Many conservatives believed that the US government acted in response to the perceived public opinion against war. According to this view, the US government avoided diplomatic and military intervention in the affairs of other states. By taking a passive foreign policy, conservatives argued that the US government avoided inflaming a public opinion which was biased against war.

It is the combination of an apparently passive US government foreign policy, an absence of wars and military interventions, and a public opinion apparently biased against war which conservatives dubbed the Vietnam Syndrome. As with many political descriptions which arise from the practice of politics, the term is not clearly defined in academic works, but was rather defined as a matter of convention and usage.
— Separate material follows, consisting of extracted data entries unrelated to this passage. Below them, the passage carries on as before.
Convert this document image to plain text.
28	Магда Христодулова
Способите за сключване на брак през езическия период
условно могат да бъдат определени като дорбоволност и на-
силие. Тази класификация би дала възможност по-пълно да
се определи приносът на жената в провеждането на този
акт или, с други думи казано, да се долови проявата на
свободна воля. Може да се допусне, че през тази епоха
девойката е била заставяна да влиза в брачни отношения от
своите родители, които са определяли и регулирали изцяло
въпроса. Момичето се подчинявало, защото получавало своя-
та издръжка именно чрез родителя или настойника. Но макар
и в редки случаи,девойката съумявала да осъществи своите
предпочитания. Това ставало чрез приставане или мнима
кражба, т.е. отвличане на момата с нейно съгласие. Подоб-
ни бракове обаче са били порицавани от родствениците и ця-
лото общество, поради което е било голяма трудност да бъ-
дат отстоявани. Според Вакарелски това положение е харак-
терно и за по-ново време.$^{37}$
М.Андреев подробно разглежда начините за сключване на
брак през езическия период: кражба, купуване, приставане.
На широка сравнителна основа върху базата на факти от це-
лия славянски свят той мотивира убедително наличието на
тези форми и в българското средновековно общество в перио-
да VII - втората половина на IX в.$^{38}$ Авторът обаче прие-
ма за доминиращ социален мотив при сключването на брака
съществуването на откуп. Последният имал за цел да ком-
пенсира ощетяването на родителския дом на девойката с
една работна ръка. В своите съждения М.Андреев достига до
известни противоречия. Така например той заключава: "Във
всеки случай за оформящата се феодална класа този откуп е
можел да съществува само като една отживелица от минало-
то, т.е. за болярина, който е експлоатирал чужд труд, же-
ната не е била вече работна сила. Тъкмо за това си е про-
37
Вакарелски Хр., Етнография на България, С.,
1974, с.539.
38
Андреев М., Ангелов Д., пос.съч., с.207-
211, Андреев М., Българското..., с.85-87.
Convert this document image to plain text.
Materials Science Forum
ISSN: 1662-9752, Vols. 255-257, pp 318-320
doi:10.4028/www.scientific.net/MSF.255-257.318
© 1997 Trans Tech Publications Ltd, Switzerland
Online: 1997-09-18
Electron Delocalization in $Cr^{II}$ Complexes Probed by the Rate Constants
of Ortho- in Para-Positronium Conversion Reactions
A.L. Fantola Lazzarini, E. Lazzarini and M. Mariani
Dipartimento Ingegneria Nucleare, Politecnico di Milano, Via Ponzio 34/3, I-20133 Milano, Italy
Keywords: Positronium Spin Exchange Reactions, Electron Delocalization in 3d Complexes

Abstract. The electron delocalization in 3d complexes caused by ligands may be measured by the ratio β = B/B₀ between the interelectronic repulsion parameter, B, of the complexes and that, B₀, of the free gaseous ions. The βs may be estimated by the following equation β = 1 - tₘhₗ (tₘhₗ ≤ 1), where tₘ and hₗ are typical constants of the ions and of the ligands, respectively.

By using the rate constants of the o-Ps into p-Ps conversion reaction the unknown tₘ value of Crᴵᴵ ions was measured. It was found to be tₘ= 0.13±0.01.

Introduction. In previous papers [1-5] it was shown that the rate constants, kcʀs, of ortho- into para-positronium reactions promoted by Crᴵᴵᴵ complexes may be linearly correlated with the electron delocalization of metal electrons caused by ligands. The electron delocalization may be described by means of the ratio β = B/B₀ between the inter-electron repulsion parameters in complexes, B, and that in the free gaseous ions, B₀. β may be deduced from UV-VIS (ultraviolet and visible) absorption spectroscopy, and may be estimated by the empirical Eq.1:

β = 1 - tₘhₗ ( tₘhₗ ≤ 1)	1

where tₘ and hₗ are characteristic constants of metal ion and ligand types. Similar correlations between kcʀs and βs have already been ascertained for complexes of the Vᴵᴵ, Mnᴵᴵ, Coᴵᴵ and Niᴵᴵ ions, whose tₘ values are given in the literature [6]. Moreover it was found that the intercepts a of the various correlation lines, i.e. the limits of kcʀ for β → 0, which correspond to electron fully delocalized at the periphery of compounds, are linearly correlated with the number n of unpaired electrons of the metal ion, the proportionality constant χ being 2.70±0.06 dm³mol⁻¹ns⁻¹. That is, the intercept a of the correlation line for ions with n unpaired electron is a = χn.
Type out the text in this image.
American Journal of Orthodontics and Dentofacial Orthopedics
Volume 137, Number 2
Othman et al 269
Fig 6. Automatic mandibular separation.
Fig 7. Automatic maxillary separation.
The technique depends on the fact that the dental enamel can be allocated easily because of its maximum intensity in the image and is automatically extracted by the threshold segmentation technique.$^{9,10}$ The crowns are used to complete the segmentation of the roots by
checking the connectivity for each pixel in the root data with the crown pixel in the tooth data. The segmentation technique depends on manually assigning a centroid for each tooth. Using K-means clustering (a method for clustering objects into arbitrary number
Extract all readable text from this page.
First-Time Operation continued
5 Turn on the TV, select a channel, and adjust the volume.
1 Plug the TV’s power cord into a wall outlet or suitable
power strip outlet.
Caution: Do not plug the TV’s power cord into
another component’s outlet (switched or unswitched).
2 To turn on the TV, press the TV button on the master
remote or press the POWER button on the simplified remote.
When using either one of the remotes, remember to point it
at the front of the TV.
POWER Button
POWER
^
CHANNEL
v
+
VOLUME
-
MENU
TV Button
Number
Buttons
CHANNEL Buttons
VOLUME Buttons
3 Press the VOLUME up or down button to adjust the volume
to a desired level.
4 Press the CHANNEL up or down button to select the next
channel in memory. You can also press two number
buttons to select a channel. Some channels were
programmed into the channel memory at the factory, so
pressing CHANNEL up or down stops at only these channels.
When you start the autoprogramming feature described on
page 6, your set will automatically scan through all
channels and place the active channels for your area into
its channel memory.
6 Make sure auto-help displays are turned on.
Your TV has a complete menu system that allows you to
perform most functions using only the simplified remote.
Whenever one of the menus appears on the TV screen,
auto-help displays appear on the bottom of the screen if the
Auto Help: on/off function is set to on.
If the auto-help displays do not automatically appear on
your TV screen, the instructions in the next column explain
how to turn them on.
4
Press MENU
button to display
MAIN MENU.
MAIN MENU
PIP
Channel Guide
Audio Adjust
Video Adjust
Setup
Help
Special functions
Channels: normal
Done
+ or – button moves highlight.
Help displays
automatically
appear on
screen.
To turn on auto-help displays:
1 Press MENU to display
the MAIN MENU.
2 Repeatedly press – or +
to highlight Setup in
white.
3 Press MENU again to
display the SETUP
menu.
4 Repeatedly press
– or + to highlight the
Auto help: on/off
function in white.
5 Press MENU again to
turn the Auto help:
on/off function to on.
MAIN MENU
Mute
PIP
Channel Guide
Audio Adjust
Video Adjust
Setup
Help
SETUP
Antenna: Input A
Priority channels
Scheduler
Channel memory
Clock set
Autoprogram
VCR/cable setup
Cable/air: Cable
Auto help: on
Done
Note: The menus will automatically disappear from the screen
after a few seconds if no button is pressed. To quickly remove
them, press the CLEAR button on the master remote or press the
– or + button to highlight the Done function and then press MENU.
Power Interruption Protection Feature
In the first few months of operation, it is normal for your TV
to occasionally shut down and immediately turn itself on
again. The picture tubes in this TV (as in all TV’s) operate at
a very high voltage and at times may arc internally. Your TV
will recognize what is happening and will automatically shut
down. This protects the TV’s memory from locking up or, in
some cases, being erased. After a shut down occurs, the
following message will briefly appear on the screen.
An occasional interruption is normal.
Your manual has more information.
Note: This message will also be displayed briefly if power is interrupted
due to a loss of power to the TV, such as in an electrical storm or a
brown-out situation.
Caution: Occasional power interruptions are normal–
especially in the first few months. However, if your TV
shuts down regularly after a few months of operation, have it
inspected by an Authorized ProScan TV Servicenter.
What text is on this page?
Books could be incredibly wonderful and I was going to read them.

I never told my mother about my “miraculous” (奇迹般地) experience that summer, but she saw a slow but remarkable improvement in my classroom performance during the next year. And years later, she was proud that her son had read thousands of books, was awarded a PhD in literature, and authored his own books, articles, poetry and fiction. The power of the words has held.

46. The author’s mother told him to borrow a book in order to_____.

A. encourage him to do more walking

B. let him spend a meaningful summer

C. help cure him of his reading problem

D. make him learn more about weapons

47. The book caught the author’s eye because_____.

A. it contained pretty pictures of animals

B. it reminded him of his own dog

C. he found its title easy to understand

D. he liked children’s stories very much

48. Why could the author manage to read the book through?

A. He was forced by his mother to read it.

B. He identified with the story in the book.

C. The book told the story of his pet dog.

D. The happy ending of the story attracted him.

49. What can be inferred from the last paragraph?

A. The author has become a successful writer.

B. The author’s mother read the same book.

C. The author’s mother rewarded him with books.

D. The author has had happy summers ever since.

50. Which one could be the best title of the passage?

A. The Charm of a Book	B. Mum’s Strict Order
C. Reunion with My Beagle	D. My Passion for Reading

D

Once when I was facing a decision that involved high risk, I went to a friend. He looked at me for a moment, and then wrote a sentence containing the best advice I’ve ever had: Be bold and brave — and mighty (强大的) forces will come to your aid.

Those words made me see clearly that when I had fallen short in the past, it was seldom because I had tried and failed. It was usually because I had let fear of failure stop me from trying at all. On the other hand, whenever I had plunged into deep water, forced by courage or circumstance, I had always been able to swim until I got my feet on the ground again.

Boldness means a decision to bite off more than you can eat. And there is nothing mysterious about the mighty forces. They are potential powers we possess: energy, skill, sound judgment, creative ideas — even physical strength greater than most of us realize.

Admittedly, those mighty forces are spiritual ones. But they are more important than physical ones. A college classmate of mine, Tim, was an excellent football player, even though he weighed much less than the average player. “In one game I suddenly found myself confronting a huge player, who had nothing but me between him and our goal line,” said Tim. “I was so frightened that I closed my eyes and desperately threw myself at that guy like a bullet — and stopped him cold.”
From the 1980s, key figures in United States conservative politics have repeatedly claimed that the Vietnam Syndrome has been "kicked". This claim is usually made after the United States has prosecuted a war that was seen by the US public to have been militarily or politically effective. The claim that the Vietnam Syndrome has been kicked means that members of government believe public opinion impediments to waging wars are no longer present.

For example, President George Bush claimed in 1991, after the Persian Gulf War, that "the ghosts of Vietnam had been laid to rest beneath the sands of the Arabian desert." And yet when eighteen American soldiers were killed in the Battle of Mogadishu in 1993, Bill Clinton quickly withdrew all US forces from Somalia.

Diplomat Richard Holbrooke called this event the emergence of a new "Vietmalia syndrome," one later reflected in Clinton's extreme reluctance to use military force in Bosnia.

It should not be confused with the Vietnam Veteran's syndrome or post-traumatic stress disorder.